O ex-presidente Fernando Henrique Cardoso disse que o Brasil vive um momento em que precisa de ideias novas e deve retomar a agenda de reformas estruturais. Isso, na avaliação dele, é o que pode garantir o crescimento econômico a médio e longo prazo. Questionado se concorda com a avaliação de Malan, de que o modelo de bem estar social está se esgotando, o ex-presidente concordou, mas ponderou que ninguém pode pensar o Brasil sem uma política social ativa. "Malan está dizendo que temos que tomar cuidado porque lá na Europa chegou-se a um momento em que ‘desbalançou’. Veja o que aconteceu na Espanha, com déficit público elevadíssimo. Isso pode chegar aqui, se nós não tivermos cuidado", afirmou. "Se quisermos preservar a possibilidade de ter uma política social ativa, temos que olhar para isso."
FHC ressaltou que o Brasil não está imune à crise. "Tudo que está acontecendo de positivo agora pode se perder se não nos preparamos para o que vai acontecer pelo mundo", afirmou. "Todos aqui concordam que a crise global que nós estamos vivendo é grande. Ela começou em 2008 e continua, e a ideia de que o Brasil é uma ilha isolada que não pode ser alcançada está equivocada. Temos de ter já uma previsão do futuro, e isso implica em retomar uma agenda de reformas."

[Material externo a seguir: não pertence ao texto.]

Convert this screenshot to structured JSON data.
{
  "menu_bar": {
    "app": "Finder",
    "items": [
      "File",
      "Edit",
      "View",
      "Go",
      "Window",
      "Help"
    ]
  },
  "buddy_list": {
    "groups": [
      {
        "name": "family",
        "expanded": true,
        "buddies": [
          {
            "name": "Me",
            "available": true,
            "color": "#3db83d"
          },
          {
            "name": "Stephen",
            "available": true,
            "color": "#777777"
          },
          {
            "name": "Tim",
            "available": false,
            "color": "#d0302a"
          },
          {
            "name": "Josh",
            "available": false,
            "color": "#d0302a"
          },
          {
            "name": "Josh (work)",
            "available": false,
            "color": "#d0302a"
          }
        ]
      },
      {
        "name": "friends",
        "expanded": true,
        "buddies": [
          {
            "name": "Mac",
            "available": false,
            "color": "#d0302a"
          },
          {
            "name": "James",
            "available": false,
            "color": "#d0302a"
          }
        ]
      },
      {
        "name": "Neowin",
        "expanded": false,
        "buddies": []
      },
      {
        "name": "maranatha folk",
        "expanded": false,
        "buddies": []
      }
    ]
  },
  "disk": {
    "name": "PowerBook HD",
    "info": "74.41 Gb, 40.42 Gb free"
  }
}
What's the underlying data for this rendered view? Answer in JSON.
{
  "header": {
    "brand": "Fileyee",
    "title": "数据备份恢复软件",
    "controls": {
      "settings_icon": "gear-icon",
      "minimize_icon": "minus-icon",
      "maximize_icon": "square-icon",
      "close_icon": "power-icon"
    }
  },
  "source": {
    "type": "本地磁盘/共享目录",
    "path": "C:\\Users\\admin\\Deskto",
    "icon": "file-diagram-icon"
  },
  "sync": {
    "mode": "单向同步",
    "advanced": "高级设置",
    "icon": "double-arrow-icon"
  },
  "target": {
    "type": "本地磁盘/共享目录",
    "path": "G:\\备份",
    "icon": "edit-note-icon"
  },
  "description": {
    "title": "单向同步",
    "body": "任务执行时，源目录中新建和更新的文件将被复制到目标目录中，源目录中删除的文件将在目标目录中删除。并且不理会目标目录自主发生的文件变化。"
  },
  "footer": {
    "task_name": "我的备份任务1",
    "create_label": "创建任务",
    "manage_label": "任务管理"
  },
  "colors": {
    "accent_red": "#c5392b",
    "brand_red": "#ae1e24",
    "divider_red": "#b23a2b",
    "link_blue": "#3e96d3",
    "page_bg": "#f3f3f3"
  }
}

O economista Andre Lara Resende, ex-diretor do Banco Central e ex-presidente do Banco Nacional de Desenvolvimento Econômico e Social, criticou a adoção da política clássica keynesiana desde o governo do ex-presidente Luiz Inácio Lula da Silva e que permaneceu com a presidente Dilma Rousseff. Na avaliação dele, o Brasil perdeu a oportunidade de implementar políticas econômicas que pudessem levar à redução da taxa de juros e a um maior crescimento econômico. Segundo ele, isso é fruto de um processo de transição e estabilização econômica inacabados. "A inflação foi resolvida, mas ela é apenas um sintoma. A raiz do problema é a incompatibilidade de ações. E as pressões na economia brasileira são as mesmas de sempre", disse, em referência ao excesso de gasto público, que tem como consequência uma alta na inflação e, por conseguinte, a necessidade de uma taxa de juros elevada.
Sobre essa questão, Gustavo Franco, ex-presidente do Banco Central e sócio da Rio Bravo Investimentos, foi enfático. "A dívida de hoje são os impostos de amanhã", afirmou, citando que o custo anual da rolagem da dívida brasileira corresponde a 17% do PIB. Para Franco, os problemas que têm levado à crise nas economias centrais não estão muito distantes do País. Ele pôs em dúvida a capacidade de o governo federal entregar o prometido corte de gastos destinado a amenizar os impactos da crise na economia, e, ao mesmo tempo, manter a base de apoio unida no Congresso. "Estamos perdendo uma grande oportunidade de cumprir uma agenda que traria a taxa de juros para patamares normais", alertou.